Almost 400 whales have died following New Zealand's largest ever mass beaching. Around 70% of the 416 pilot whales have already died, with volunteers working to try to rescue the remaining.
The Department of Conservation said the whales swam ashore at Farewell Spit on the north of South Island. Spokesman Herb Christophers told AFP that because there were so many carcasses, the 500 volunteers were struggling to get those left alive into the water.
"The dead ones that are floating around out there are obstructing their course out to sea," he said.
Over 100 whales were re-floated at high tide, but most had swum back to shore – whales are known to swim back to beaches after being rescued to try to re-join their pods. While volunteers continue with the rescue effort, the outlook for the remaining whales is poor.
Andrew Lamason, regional manager of the Department of Conservation, told Radio New Zealand: "With that number dead, you have to assume that the rest are in reasonably poor nick as well. So we're sort of preparing ourselves for a pretty traumatic period ahead."
This is New Zealand's third biggest mass whale strand. The largest took place in 1918 when 1,000 whales washed up at Chatham Islands. In 1985, 450 were beached in Auckland.
The cause of mass strandings is still not well understood, with many factors playing a role. When single individuals wash up, it is normally because they are sick or injured. However, for larger numbers, the reasons are less clear.
Harmful algal blooms can result in whole pods being beached, while disease events are also considered a common cause. The use of high-powered sonar in naval exercise has too been implicated in the past.
But sometimes mass strandings occur for no apparent reason. David Lusseau, a professor of behavioural biology at the University of Aberdeen, said this is often seen in pilot whales. "This has puzzled biologists for centuries: why would a healthy animal put itself in such danger if there is no reason to? Is it possible that they are deliberately harming themselves? Even attempting suicide?" he said.

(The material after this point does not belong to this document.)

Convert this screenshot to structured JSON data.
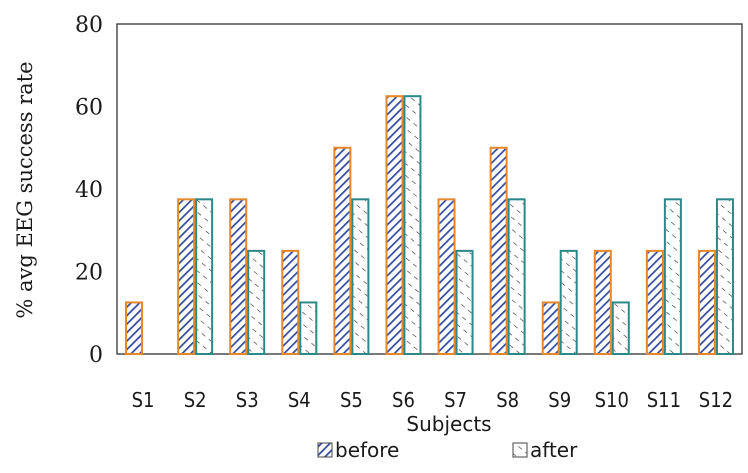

"Pilot whales live in matrilineal societies. They spend their lives in schools that are composed of extended families centred around the females – mothers and their daughters are the family focal points.
"Based on this social structure, the common assumption has long been that healthy animals strand themselves as an altruistic gesture, that they do so to continue caring for distressed family members. Recent work, however, casts doubt on this analysis, with genetic tests showing that animals stranded close to each other during mass events may not be related after all."
He added that while this social caring hypothesis is generally favoured, in truth we still do not really know what causes mass whale strandings. "These individuals strand to stay in contact with their sick or injured companions, whether relatives or otherwise. What we don't fully understand are the mechanisms behind this. These can range from simple 'hardwired' instincts to complex behaviours, which may allow them to reflect on the needs of other members of their group, even act altruistically. The truth probably lies somewhere in between."